-1

I need to read a line up to 128 bytes in chunks of 16 bytes and I was recommended to use fgets but I have 2 mayor problems with it.

First, it doesn't stop reading when it detects the \n. I need it to work with the Linux terminal and if a use for example

echo "ls -l\nls -l\nls -l" | ./mycode

What I expect to see as stdout is the 3 commands in different lines, but what I see is "ls -l\nls -l\nls" as a first line, and " -l" as a second line. And I need my code to work this exact input (and many others but this is just an example). So I need the code to recognize the \n and stop reading in that exact point until I tell the program to continue reading.

This is what I have right now made as a test:

#include <stdio.h>
#include <stdlib.h>

#define BUF_SIZE 16

int main(){
    char *buf = malloc(sizeof(char) * BUF_SIZE);
    while((fgets(buf, BUF_SIZE + 1, stdin)) != NULL){
        fprintf(stdout, "%s\n", buf);
    }
    return 0;
}

Also, once I can read the line until newline without problems, I also need to combine all the parts read in a variable of also the char * type.

wovano
  • 4,543
  • 5
  • 22
  • 49
  • 2
    The `+1` is wrong, though it's probably not your immediate problem. – pmg Oct 08 '22 at 19:22
  • 3
    you may want to try `$ echo -e "ls -l\nls -l\nls -l" | ./mycode` ... https://i2.paste.pics/73538ca3e832815eb6a85a2d3a370230.png – pmg Oct 08 '22 at 19:24
  • 1
    Previously [How can I read from stdin until new line in groups of 16 bytes?](https://stackoverflow.com/questions/73998696/how-can-i-read-from-stdin-until-new-line-in-groups-of-16-bytes-c) – Weather Vane Oct 08 '22 at 19:31
  • I have already included the stdib but I haven't written the includes. And what do you refer to warnings? Also, I can't use the -e. One of the test the program has to pass is the exact command I wrote in the question – Joaquín Ayala Filardi Oct 08 '22 at 19:48
  • Then you're out of luck. Because without the `-e` it sends the literal characters \ and n. – Cheatah Oct 08 '22 at 22:01
  • pmg meant: do include this **in your question**. We cannot see the code you have on your computer, only the code you posted here. The question should include a [mre]. If we copy-paste your original code, we get `error: ‘stdin’ undeclared`. However, we should be able to copy-paste your example code and run it without having to manually modify it. The cast is also unnecessary and distracting. I fixed both issues now, but please make sure to do this yourself the next time you post a question here. Thanks. – wovano Oct 09 '22 at 10:14
  • You will need at least 128 bytes of memory to do this, and probably 129 for convenience of working with a NUL-terminated string. It doesn't matter what granularity you read input with, it matters what size the maximum input is. – Neil Oct 09 '22 at 21:37
  • Are you talking about a dfa that recognizes two symbols, `[^\\\x00]+`, `[\\n]`? Like, literally { '\\', 'n' }? – Neil Oct 09 '22 at 22:06

1 Answers1

0

I need to read a line up to 128 bytes in chunks of 16 bytes and I was recommended to use fgets but I have 2 mayor problems with it.

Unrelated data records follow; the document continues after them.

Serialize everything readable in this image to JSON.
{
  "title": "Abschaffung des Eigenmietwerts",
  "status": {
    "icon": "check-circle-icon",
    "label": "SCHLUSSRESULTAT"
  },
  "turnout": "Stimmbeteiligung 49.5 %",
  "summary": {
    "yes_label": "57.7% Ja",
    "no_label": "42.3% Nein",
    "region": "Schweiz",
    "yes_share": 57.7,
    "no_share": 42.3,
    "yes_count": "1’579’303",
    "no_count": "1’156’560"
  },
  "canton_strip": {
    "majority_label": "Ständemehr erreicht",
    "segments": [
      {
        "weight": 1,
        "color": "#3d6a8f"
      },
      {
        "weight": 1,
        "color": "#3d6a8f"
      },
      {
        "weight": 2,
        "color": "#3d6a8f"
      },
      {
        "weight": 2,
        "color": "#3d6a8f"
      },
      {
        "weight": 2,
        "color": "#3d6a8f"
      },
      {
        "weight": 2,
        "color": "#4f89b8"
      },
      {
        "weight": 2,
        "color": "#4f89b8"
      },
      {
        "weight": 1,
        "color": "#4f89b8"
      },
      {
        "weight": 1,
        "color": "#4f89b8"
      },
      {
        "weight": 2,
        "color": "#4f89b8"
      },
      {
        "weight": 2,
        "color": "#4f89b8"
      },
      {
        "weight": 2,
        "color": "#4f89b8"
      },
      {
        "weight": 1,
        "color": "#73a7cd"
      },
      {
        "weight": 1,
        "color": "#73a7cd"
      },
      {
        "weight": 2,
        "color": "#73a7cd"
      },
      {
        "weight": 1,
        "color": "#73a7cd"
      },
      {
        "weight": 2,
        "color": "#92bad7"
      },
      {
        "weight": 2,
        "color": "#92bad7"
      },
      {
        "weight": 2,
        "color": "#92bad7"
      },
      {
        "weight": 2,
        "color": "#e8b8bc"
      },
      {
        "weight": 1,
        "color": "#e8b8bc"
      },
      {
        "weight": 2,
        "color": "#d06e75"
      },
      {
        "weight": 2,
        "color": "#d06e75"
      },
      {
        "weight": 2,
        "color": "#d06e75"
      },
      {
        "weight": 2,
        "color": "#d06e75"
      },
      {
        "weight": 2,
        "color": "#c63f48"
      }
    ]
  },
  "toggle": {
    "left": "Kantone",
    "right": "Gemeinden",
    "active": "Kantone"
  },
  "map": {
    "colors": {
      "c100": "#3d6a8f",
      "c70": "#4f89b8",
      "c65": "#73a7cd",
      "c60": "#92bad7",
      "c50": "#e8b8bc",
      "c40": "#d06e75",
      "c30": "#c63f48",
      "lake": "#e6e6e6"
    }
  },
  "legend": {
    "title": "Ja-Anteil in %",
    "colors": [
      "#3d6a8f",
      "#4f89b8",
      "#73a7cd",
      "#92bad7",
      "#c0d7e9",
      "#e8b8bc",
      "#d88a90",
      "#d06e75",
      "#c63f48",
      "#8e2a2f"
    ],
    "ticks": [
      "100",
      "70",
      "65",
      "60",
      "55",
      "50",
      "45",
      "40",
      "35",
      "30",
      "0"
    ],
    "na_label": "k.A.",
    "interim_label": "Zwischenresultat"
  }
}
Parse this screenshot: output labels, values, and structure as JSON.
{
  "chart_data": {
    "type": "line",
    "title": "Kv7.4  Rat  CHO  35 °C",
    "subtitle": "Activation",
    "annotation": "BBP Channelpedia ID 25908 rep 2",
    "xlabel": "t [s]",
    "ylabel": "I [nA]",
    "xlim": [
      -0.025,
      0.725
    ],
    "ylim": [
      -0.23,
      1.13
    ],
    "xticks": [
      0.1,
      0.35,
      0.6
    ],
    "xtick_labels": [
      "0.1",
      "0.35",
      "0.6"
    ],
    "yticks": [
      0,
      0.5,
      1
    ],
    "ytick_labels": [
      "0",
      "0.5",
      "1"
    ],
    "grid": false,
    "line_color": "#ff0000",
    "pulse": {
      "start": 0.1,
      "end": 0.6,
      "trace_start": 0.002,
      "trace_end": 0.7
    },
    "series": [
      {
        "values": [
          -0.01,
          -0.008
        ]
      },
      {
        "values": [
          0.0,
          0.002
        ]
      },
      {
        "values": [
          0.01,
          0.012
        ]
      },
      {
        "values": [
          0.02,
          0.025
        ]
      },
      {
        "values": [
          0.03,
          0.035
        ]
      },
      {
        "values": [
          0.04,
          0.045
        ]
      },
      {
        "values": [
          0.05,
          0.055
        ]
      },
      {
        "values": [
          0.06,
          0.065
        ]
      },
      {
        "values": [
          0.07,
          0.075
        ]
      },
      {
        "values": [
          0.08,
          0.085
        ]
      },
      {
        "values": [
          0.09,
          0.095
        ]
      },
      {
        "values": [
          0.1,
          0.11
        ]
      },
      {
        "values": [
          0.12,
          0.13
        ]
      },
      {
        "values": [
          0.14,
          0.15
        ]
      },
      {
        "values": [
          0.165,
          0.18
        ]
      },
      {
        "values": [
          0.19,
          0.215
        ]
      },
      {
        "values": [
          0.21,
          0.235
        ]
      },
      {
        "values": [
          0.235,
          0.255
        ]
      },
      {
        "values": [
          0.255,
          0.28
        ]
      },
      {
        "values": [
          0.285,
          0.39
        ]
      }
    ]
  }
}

First, it doesn't stop reading when it detects the \n

That is simply incorrect. This has been mentioned by me [and others] in the prior question.

Once again, fgets will stop when it sees \n.

The code you have above that uses fgets has UB (undefined behavior). It allocates a buffer of length 16. But, it passes 16 + 1 to fgets. This means fgets can read pass the end of the buffer causing UB (i.e. a bug).

You want the same length in both cases. And, if you want a 16 byte chunk of data, the length you want to pass is [probably] 17.

Referring to the prior question as well, which has an fgets solution from me: How can I read from stdin until new line in groups of 16 bytes? c


You seem to want to use a solution that loops on read in 16 byte chunks that stops on \n. In other words, your teacher wants you to implement your own fgets function.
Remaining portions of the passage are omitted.